To see what's happening I tried the following:

> Y_true <- Y[,1]
> Y_pred <- Y_pred[,1]
> (as.numeric(Y_true)-as.numeric(Y_pred))
       predict
1 -0.085572158
2 -0.090655887
3  0.090492763
4  0.127857837
5  0.005002167
6 -0.335313060

[150 rows x 1 column] 
> (as.numeric(Y_true)-as.numeric(Y_pred))+as.numeric(Y_pred) 
  predict
1     1.4
2     1.4
3     1.4
4     1.4
5     1.4
6     1.4

[150 rows x 1 column] 
> Y_true
  [1] 1.4 1.4 1.3 1.5 1.4 1.7 1.4 1.5 1.4 1.5 1.5 1.6 1.4 1.1 1.2 1.5 1.3 1.4 1.7 1.5 1.7 1.5 1.0 1.7 1.9 1.6 1.6 1.5 1.4 1.6 1.6 1.5 1.5 1.4 1.5 1.2 1.3 1.4
 [39] 1.3 1.5 1.3 1.3 1.3 1.6 1.9 1.4 1.6 1.4 1.5 1.4 4.7 4.5 4.9 4.0 4.6 4.5 4.7 3.3 4.6 3.9 3.5 4.2 4.0 4.7 3.6 4.4 4.5 4.1 4.5 3.9 4.8 4.0 4.9 4.7 4.3 4.4
 [77] 4.8 5.0 4.5 3.5 3.8 3.7 3.9 5.1 4.5 4.5 4.7 4.4 4.1 4.0 4.4 4.6 4.0 3.3 4.2 4.2 4.2 4.3 3.0 4.1 6.0 5.1 5.9 5.6 5.8 6.6 4.5 6.3 5.8 6.1 5.1 5.3 5.5 5.0
[115] 5.1 5.3 5.5 6.7 6.9 5.0 5.7 4.9 6.7 4.9 5.7 6.0 4.8 4.9 5.6 5.8 6.1 6.4 5.6 5.1 5.6 6.1 5.6 5.5 4.8 5.4 5.6 5.1 5.1 5.9 5.7 5.2 5.0 5.2 5.4 5.1

You can either convert it to R by changing

MSE = mean((as.numeric(Y_true)-as.numeric(Y_pred))**2)
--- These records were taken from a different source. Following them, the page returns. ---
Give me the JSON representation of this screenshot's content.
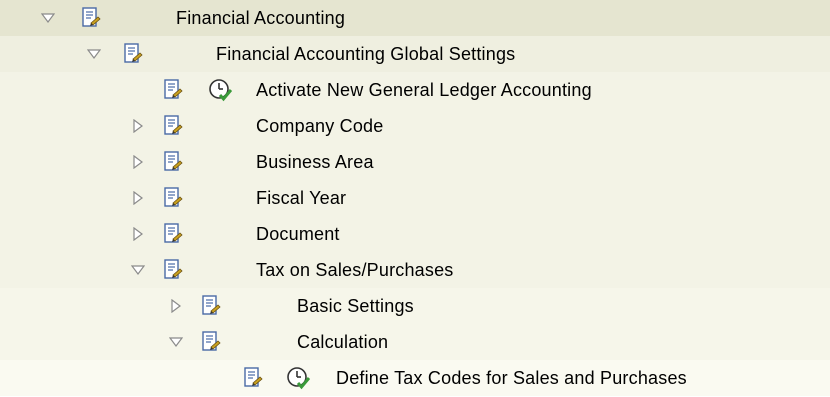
{
  "colors": {
    "level0_bg": "#e5e5d0",
    "level1_bg": "#efefe0",
    "level2_bg": "#f3f3e6",
    "level3_bg": "#f6f6ea",
    "level4_bg": "#fafaf1",
    "triangle": "#8a8a8a",
    "doc_blue": "#4a6aa6",
    "doc_gold": "#c8a020",
    "clock_green": "#3a9a3a"
  },
  "tree": [
    {
      "label": "Financial Accounting",
      "level": 0,
      "toggle": "expanded",
      "clock": false
    },
    {
      "label": "Financial Accounting Global Settings",
      "level": 1,
      "toggle": "expanded",
      "clock": false
    },
    {
      "label": "Activate New General Ledger Accounting",
      "level": 2,
      "toggle": "none",
      "clock": true
    },
    {
      "label": "Company Code",
      "level": 2,
      "toggle": "collapsed",
      "clock": false
    },
    {
      "label": "Business Area",
      "level": 2,
      "toggle": "collapsed",
      "clock": false
    },
    {
      "label": "Fiscal Year",
      "level": 2,
      "toggle": "collapsed",
      "clock": false
    },
    {
      "label": "Document",
      "level": 2,
      "toggle": "collapsed",
      "clock": false
    },
    {
      "label": "Tax on Sales/Purchases",
      "level": 2,
      "toggle": "expanded",
      "clock": false
    },
    {
      "label": "Basic Settings",
      "level": 3,
      "toggle": "collapsed",
      "clock": false
    },
    {
      "label": "Calculation",
      "level": 3,
      "toggle": "expanded",
      "clock": false
    },
    {
      "label": "Define Tax Codes for Sales and Purchases",
      "level": 4,
      "toggle": "none",
      "clock": true
    }
  ]
}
MSE = mean((as.numeric(as.vector(Y_true))-as.numeric(as.vector(Y_pred)))**2)

Or convert it to H2O by changing

MSE = mean((as.numeric(Y_true)-as.numeric(Y_pred))**2)

MSE = mean((as.numeric(as.h2o(Y_true))-as.numeric(as.h2o(Y_pred)))**2)

NOTE: Even with this you might notice that the manually calculated R² and H2O's R² differ. I believe that this is caused by train/test split that is used in AutoML when nfolds=0 (e.g. for early stopping). (difference between manual R^2 & H2O reported R^2: 0.0005075975).

NOTE 2: The as.numeric is probably unnecessary but I kept it there just in case you need it for your data.